Arthur Roche and Pope Benedict

"I've added some cartoons to make it more popular."

The French and Italians wanted to go their own way. "Lead us not into temptation" appears to be what Jesus said. But we can improve on that. "Zut alors, ne nous laisse pas entrer en tentation parce-que la plume de ma tante est dans le jardin" seems to be the version currently used by the frogs, although I may not have got that quite right. The Italian version is full of Mama Mias and references to tutti-frutti ice-cream but they also don't want to be allowed to enter into temptation.

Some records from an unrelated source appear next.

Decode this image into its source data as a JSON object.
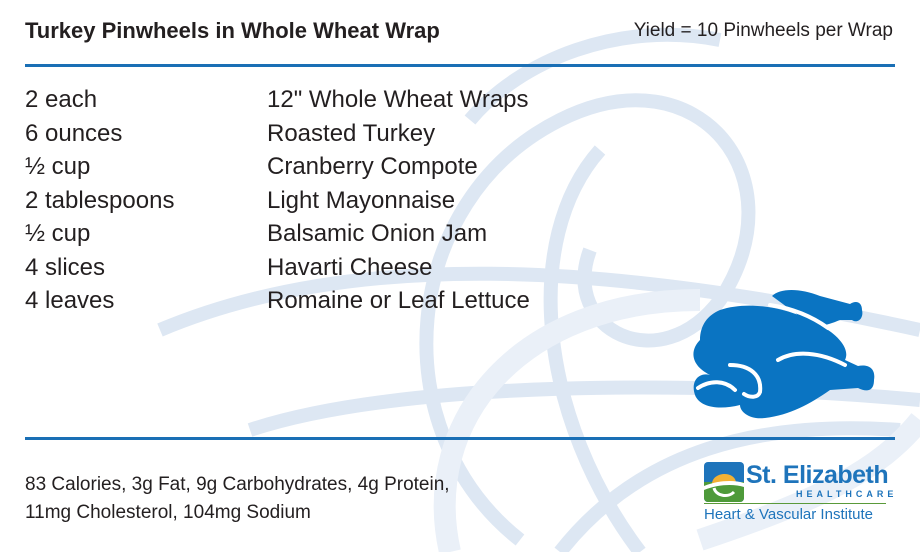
{
  "header": {
    "title": "Turkey Pinwheels in Whole Wheat Wrap",
    "yield": "Yield = 10 Pinwheels per Wrap"
  },
  "ingredients": [
    {
      "qty": "2 each",
      "item": "12\" Whole Wheat Wraps"
    },
    {
      "qty": "6 ounces",
      "item": "Roasted Turkey"
    },
    {
      "qty": "½ cup",
      "item": "Cranberry Compote"
    },
    {
      "qty": "2 tablespoons",
      "item": "Light Mayonnaise"
    },
    {
      "qty": "½ cup",
      "item": "Balsamic Onion Jam"
    },
    {
      "qty": "4 slices",
      "item": "Havarti Cheese"
    },
    {
      "qty": "4 leaves",
      "item": "Romaine or Leaf Lettuce"
    }
  ],
  "nutrition": {
    "line1": "83 Calories, 3g Fat, 9g Carbohydrates, 4g Protein,",
    "line2": "11mg Cholesterol, 104mg Sodium"
  },
  "logo": {
    "name": "St. Elizabeth",
    "sub": "HEALTHCARE",
    "institute": "Heart & Vascular Institute"
  },
  "icons": {
    "illustration": "turkey-icon"
  },
  "colors": {
    "accent": "#1a6fb5",
    "turkey": "#0a74c2",
    "swirl": "#dbe6f3"
  }
}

Anyway, the good news is that Pope Francis is going to take a lead on this. The Lord's Prayer, in particular, needs updating. Apart from local variations it has remained unchanged for 2000 years, and omits to mention climate change, equality and diversity, and vaccinations. A theological commitee - consisting of the Pope, Bill Gates, George Soros, Klaus Schwab, Joe Biden, Alyssa Milano, and Ocasio-Cortez - will be rushing out a new Lord's Prayer (not tested on humans, but many hamsters have reacted favourably to it). This will become compulsory in 2021.

Molesworth translator

Experts prepare a new version of the Latin Mass.

6 comments:

  1. A Christmas Carol Revisited

    Pope EbeGeezer Scrooge sat hunched over tricky liturgical translations on his desk, satisfied that another day had been spent scrooging sincere souls seeking an audience with him.

    There came a knock on the door. Scrooge’s beleaguered clerk, Bob Catch-it, ushered in the two men Scrooge least desired to see, the dread Dubia Bros. making their annual appeal.

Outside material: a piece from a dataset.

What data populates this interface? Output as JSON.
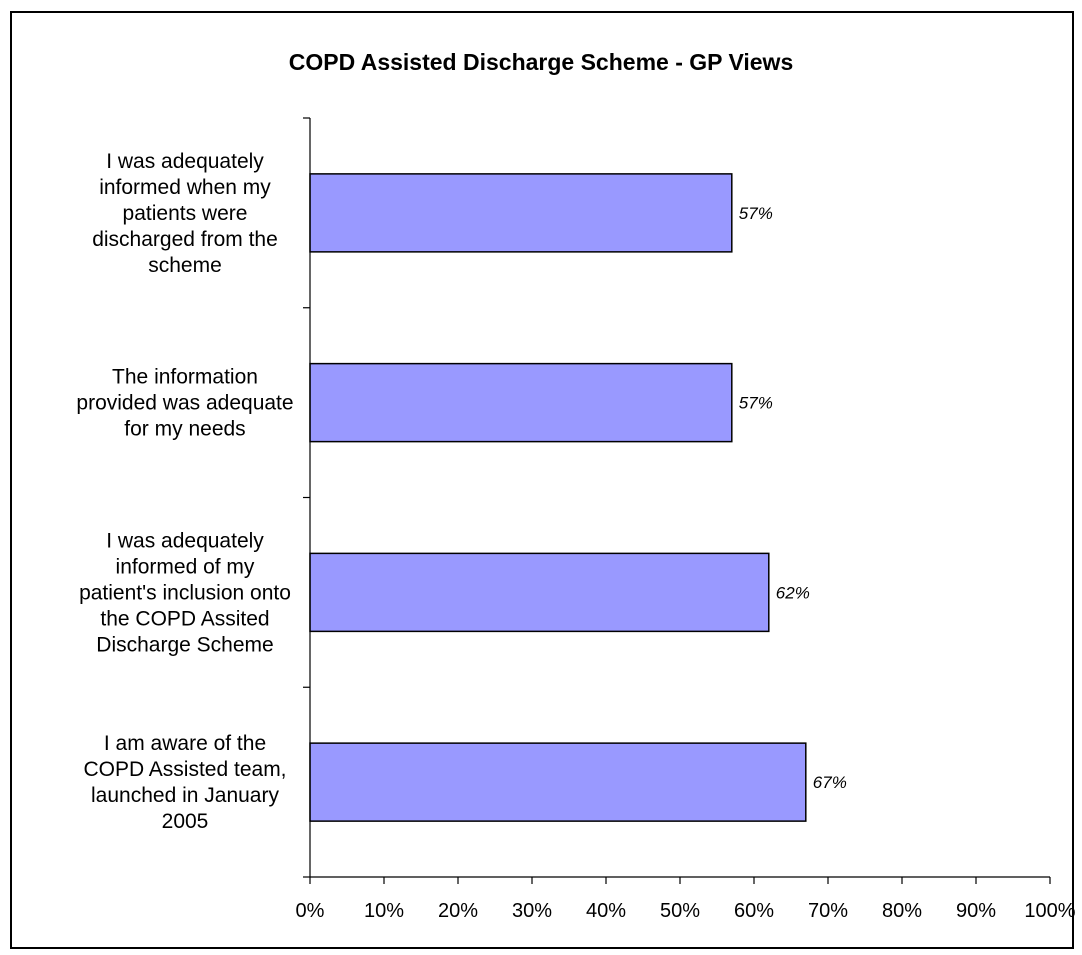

    Dubia Bros: At this festive time of year, we again beseech you to answer the 5 simple questions we asked you lo, these many years ago. Will you put the poor faithful out of their misery?

    EbeGeezer: They had better die and reduce the surplus population’s carbon footprint.

    As the Dubia Bros hastily retreated, yet another man attempted to enter Scrooge’s office.

    Cardinal Zen: Pope EbeGeezer, long have I sought an audience with you. Will you not speak with me in this holy season of the year? My poor Chinese people are suffering.

    EbeGeezer: Bah, humbug. Are there no workhouses, no CCP
    re-education camps?

    Later that evening, in a chill room unadorned by tree or creche, Scrooge sat brooding in his armchair. Suddenly, rattling chains announced the ghost of his old partner, Marley McCarrick.

    EbeGeezer: McCarrick? I thought we had you hidden in the deep church. By the way, have you read my report exonerating me and blaming JPII & Benedict XVI for everything we did?

    Marley McCarrick: Woe is me, what a whitewash. EbeGeezer, this is our last chance to alleviate the pains of perdition. I bring you a warning from the nether regions. Firstly, you must cancel your Caesar’s decree cancelling Christmas. Christmas travel decrees always backfire!

    Floating to the window and flinging it wide open, McCarrick revealed an ethereal spectacle of spectres with wailing and gnashing of teeth. Could it be the Curial Cardinals in session?

    Marley McCarrick: Observe! In life, these souls called good evil and evil good. Sound familiar? Remember the 4 last things. You will have one more visitor: The Spirit of Vat-II.

    At the stroke of midnight, an eerie vapor enveloped the room, transporting Scrooge to the Vatican cemetery.

    EbeGeezer: O Great Spirit of V-II, through the intercession of Pachamama, you have set us free from ancient constraints of Christendom. Now in the advent of “Spiritus Mundi...what rough beast, its hour come round at last, slouches towards Bethlehem to be born?”

    The Spirit of Vat-II points an accusing finger toward a gravestone, partially covered with snow.

    EbeGeezer: (shivering) I can’t look...I don’t believe in hell... I-I’ll think about that tomorrow.

    Spirit of Vat-II speaks: Famous last words...Farewell for now, EbeGeezer Scrooooge…

    Epilogue: In a happy home filled with the laughter of children, prayer & carols, roast goose & plum pudding, Tiny Tim’s voice still rings out like bells: God bless us, everyone!